In the WTCCC, the pattern of association signals in bipolar disorder when compared with most of the other disease phenotypes, showed fewer hits exceeding the highly significant benchmark, P<5 × 10–7 but more signals within the more modest range (P=10–4−5 × 10–7) (Table 1). This is consistent with the idea that, at least as currently defined, most of the common genetic variation that influences susceptibility to bipolar disorder has modest effect sizes and that there are very few (perhaps none) common susceptibility alleles of large effect such as ApoE in Alzheimer's disease or HLA in T1D and other autoimmune disorders. The most significant finding was at rs420259 in a gene rich region at 16p12 (genotypic P=6.3 × 10–8). Consistent with the discussions above and with experience in non-psychiatric disorders, this locus was not identified by the other individually typed large-scale GWASs of bipolar disorder for which data are available (STEP-UCL sample),23 nor the published GWASs using a pooling approach in samples from US and Germany.24 However, if rather than focusing on the top one (or few) hits one considers the distributions of association signals, there is a very clear, highly significant overlap in the association shown within the WTCCC and US/Bonn data sets (P=7 × 10–5).25 Similarly, meta-analysis of the WTCCC and STEP/UCL data sets demonstrated a strong signal with the same risk allele within the gene CACNA1C (meta-analysis P=6.9 × 10–7).23 There is a substantial amount of work required to take such observations forward but the pattern of findings to date is that expected theoretically for a complex disease and is similar to that observed in studies of similar-sized samples for non-psychiatric phenotypes.
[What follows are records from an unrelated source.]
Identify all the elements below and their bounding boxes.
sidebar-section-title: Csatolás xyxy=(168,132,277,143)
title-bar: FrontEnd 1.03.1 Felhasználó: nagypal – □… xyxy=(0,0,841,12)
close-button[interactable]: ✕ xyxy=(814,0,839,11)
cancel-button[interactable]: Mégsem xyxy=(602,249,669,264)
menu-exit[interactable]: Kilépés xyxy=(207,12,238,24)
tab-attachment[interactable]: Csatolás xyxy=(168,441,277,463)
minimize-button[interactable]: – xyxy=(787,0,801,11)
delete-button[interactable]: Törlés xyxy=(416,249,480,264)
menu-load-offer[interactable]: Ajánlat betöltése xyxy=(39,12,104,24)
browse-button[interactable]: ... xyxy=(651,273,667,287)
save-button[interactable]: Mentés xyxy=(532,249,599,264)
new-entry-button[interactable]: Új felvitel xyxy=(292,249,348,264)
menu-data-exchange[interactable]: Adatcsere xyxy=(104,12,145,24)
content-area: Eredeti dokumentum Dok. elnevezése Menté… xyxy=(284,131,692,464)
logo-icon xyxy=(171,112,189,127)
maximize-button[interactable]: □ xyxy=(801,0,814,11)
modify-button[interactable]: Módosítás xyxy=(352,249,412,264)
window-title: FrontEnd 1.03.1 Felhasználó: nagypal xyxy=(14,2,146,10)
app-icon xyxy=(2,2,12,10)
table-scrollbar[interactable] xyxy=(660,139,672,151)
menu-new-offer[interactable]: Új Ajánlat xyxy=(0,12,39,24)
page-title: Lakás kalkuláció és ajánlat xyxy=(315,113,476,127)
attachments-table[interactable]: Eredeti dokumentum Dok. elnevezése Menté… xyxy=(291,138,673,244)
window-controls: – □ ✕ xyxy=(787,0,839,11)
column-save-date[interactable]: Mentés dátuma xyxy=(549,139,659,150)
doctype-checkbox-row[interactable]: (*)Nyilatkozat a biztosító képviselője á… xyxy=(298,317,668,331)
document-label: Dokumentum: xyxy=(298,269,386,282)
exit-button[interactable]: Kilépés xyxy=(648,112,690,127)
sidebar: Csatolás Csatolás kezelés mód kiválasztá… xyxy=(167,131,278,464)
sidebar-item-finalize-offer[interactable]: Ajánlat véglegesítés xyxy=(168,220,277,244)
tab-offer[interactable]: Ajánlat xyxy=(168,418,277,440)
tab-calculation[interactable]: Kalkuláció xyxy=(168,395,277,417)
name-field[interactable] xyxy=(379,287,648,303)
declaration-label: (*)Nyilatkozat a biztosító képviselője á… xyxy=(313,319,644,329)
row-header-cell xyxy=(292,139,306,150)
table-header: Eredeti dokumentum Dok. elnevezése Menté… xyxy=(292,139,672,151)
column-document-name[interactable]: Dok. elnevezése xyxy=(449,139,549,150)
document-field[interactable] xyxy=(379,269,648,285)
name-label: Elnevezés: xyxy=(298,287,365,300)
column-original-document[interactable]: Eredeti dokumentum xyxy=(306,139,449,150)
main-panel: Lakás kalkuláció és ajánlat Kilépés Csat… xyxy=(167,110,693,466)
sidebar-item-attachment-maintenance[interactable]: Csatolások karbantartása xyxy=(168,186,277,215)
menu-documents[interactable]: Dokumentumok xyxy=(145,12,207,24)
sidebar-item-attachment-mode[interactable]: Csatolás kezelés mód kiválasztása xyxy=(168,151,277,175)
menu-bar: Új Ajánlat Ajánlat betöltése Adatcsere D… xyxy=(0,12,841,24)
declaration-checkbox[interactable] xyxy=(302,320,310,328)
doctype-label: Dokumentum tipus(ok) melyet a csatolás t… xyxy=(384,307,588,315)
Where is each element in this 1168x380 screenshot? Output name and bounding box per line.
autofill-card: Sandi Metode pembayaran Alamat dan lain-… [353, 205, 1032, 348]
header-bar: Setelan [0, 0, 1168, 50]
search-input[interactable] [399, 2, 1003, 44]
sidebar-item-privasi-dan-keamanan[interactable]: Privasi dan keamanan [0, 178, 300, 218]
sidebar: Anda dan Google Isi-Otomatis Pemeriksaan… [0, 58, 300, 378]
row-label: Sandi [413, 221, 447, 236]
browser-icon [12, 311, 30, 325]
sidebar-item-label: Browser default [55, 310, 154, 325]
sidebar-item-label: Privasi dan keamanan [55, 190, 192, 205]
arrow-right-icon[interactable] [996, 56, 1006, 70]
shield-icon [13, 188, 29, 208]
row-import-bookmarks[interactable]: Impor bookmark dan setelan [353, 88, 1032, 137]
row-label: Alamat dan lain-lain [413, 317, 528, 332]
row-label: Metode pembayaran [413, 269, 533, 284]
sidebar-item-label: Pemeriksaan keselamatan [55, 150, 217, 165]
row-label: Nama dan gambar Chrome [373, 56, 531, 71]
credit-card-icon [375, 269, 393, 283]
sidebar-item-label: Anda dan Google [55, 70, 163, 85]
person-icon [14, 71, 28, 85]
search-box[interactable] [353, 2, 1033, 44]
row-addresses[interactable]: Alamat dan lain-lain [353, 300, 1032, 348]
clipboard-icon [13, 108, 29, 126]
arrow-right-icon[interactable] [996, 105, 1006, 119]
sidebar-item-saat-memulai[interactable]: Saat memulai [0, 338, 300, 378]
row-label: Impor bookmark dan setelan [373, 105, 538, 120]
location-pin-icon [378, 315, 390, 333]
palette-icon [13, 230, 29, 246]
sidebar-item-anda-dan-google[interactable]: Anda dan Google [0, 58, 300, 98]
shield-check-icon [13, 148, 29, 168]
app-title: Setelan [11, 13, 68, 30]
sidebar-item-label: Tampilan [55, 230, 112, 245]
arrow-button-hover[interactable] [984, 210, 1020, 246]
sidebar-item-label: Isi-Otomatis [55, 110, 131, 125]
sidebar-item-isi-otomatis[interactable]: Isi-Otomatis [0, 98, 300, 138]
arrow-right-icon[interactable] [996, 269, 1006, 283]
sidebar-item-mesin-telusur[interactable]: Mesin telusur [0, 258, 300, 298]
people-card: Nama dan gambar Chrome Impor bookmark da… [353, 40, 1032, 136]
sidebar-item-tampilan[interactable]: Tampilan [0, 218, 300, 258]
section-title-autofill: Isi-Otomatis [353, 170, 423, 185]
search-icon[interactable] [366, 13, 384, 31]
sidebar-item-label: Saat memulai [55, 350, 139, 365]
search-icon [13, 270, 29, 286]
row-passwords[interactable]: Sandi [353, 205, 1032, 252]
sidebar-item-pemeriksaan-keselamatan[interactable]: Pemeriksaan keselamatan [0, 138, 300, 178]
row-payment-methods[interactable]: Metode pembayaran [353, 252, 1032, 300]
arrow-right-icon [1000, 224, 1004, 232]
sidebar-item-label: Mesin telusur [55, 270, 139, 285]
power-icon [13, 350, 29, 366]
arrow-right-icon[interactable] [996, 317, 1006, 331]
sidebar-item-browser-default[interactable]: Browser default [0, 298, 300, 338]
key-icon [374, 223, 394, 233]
Table 1 Distribution of association signals in WTCCC

Conclusion: the first step on a long journey

We are at the beginning of GWASs in psychiatry. The approach has a great deal to offer although it is important to remember that GWAS forms one (albeit a major) component of the genetic approaches that can help us better understand psychiatric illness. It will be necessary also to pursue approaches designed to detect rare variants and structural variations that contribute to illness. There is also a continuing need to undertake detailed and extensive study of specific genes to test specific biological hypotheses.

The initial experience with GWAS in bipolar disorder is consistent with the experiences in non-psychiatric disorders and suggests we can be optimistic that careful application of the GWAS approach across large, phenotypically well-characterized samples, including those of the GAIN collaborations,26 will make an important contribution to delineating the etiology and pathogenesis of the disorders that can devastate the lives of our patients.